Drought robs Amazon communities of 'life-giving' river
Orlando Rufino stands in the bed of the river that he says has been "life-giving" for his people for hundreds of years.
"It's life, because it's what gives us everything," he explains.
A key source of transport, food and income for families like Mr Rufino's, the river has always snaked through dense jungle in southern Colombia, eventually linking up with the mighty Amazon.
But instead of wading through water, his feet sink into dry sand. Wooden boats that normally travel along its steady current sit forgotten next to him.
"Even during droughts, it has always gone up to here," Mr Rufino, 43, says, holding his hand over his head. "Right now, it's critical."

Historically, the dry season in the region runs from July to December. While the river level goes down during this time, it almost always remains deep enough for boats to travel, Mr Rufino says.
But over the past five years, the droughts have gradually worsened.
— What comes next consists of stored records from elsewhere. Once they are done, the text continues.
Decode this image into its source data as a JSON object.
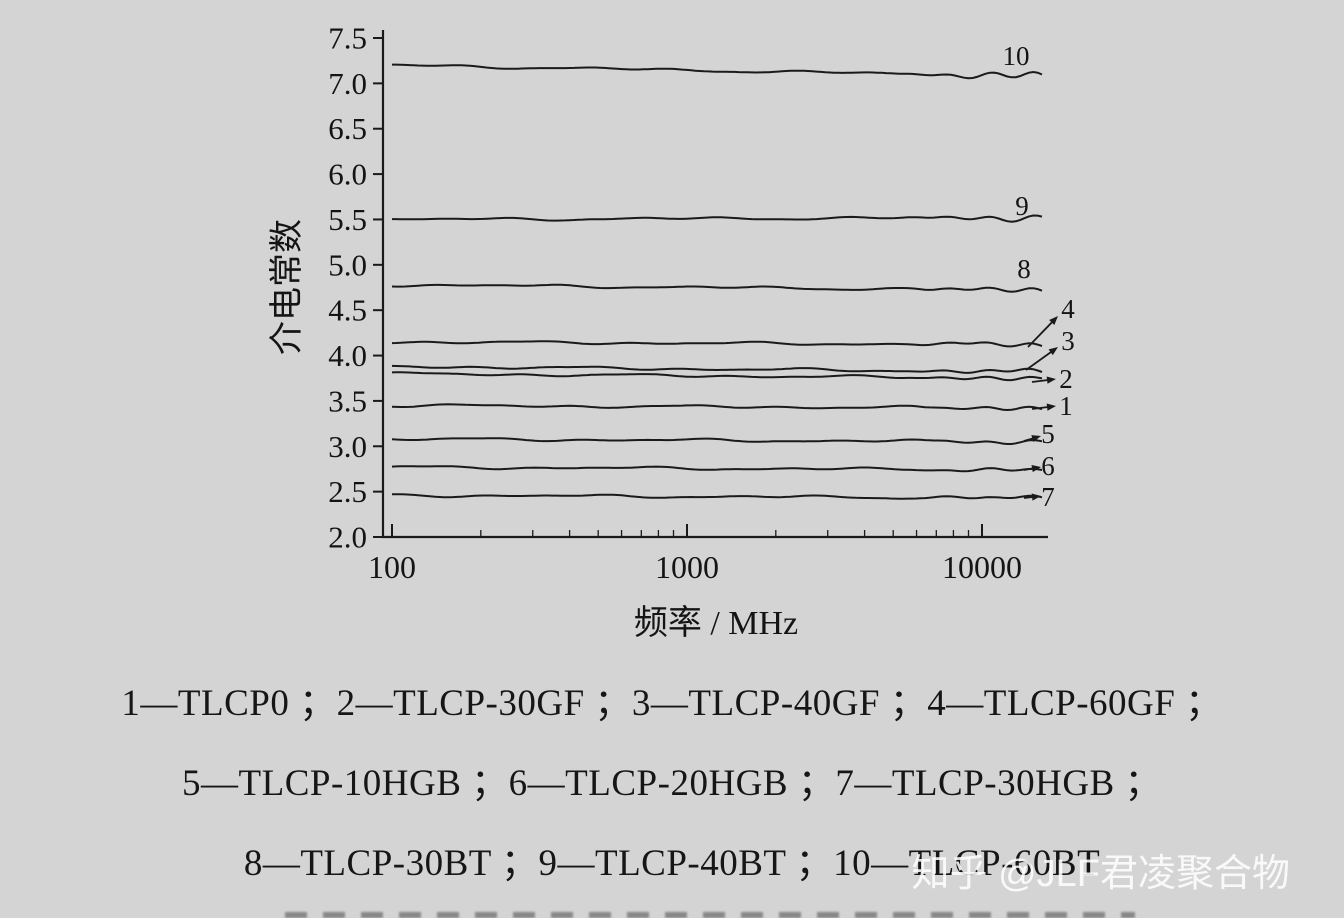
{
  "page": {
    "background": "#d4d4d4",
    "watermark": "知乎 @JLF君凌聚合物"
  },
  "chart_data": {
    "type": "line",
    "title": "",
    "xlabel": "频率 / MHz",
    "ylabel": "介电常数",
    "x_scale": "log",
    "xlim": [
      100,
      17000
    ],
    "ylim": [
      2.0,
      7.5
    ],
    "x_ticks": [
      100,
      1000,
      10000
    ],
    "x_tick_labels": [
      "100",
      "1000",
      "10000"
    ],
    "y_ticks": [
      2.0,
      2.5,
      3.0,
      3.5,
      4.0,
      4.5,
      5.0,
      5.5,
      6.0,
      6.5,
      7.0,
      7.5
    ],
    "y_tick_labels": [
      "2.0",
      "2.5",
      "3.0",
      "3.5",
      "4.0",
      "4.5",
      "5.0",
      "5.5",
      "6.0",
      "6.5",
      "7.0",
      "7.5"
    ],
    "grid": false,
    "legend_position": "below",
    "axis_color": "#1a1a1a",
    "line_color": "#1a1a1a",
    "series": [
      {
        "id": "10",
        "name": "TLCP-60BT",
        "start": 7.2,
        "end": 7.08
      },
      {
        "id": "9",
        "name": "TLCP-40BT",
        "start": 5.5,
        "end": 5.52
      },
      {
        "id": "8",
        "name": "TLCP-30BT",
        "start": 4.78,
        "end": 4.72
      },
      {
        "id": "4",
        "name": "TLCP-60GF",
        "start": 4.15,
        "end": 4.12
      },
      {
        "id": "3",
        "name": "TLCP-40GF",
        "start": 3.88,
        "end": 3.82
      },
      {
        "id": "2",
        "name": "TLCP-30GF",
        "start": 3.8,
        "end": 3.75
      },
      {
        "id": "1",
        "name": "TLCP0",
        "start": 3.45,
        "end": 3.42
      },
      {
        "id": "5",
        "name": "TLCP-10HGB",
        "start": 3.08,
        "end": 3.05
      },
      {
        "id": "6",
        "name": "TLCP-20HGB",
        "start": 2.77,
        "end": 2.74
      },
      {
        "id": "7",
        "name": "TLCP-30HGB",
        "start": 2.46,
        "end": 2.43
      }
    ]
  },
  "legend": {
    "line1": "1—TLCP0 ；2—TLCP-30GF ；3—TLCP-40GF ；4—TLCP-60GF ；",
    "line2": "5—TLCP-10HGB ；6—TLCP-20HGB ；7—TLCP-30HGB ；",
    "line3": "8—TLCP-30BT ；9—TLCP-40BT ；10—TLCP-60BT"
  }
}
This year, it has stretched for months longer than normal.
Usually metres deep, right now the river is little more than a trickle.
Such low water levels pose an existential threat to the estimated 30 million people that call the Amazon basin home, including Mr Rufino's indigenous Ticuna people.
The director of the Foundation for Conservation and Sustainable Development, Rodrigo Botero, says that climate change is to blame for the increased frequency of the droughts.
"And the ones who suffer are the people with the fewest resources," he adds.
Mr Botero, a scientist working across Colombia's Amazon region, has documented the destruction over the past decades.
Dubbed "the lungs of the planet", the Amazon basin's 6.9 million square kilometres (2.7m sq miles) of rainforest - land more than twice the size of India - has suffered rampant deforestation, which fuels climate change.
Roughly 15% of that forest has been destroyed across Bolivia, Brazil, Colombia, French Guiana, Guyana, Peru, Suriname and Venezuela since 1978, data gathered by the non-profit conservation news platform Mongabay suggests.
"Between deforestation and these massive droughts... local communities face more new problems every day," warns Mr Botero.

Deisi Sánchez Parente Bóatakü is one of those affected by the dropping river levels.
The 33-year-old who lives in San Pedro de los Lagos - deep in Colombia's Amazon region, near the border with Peru and Brazil - normally sends her children to school by boat.
But with river levels too low to navigate, their half-hour journey has turned into a two-hour trek on foot through dense jungle terrain.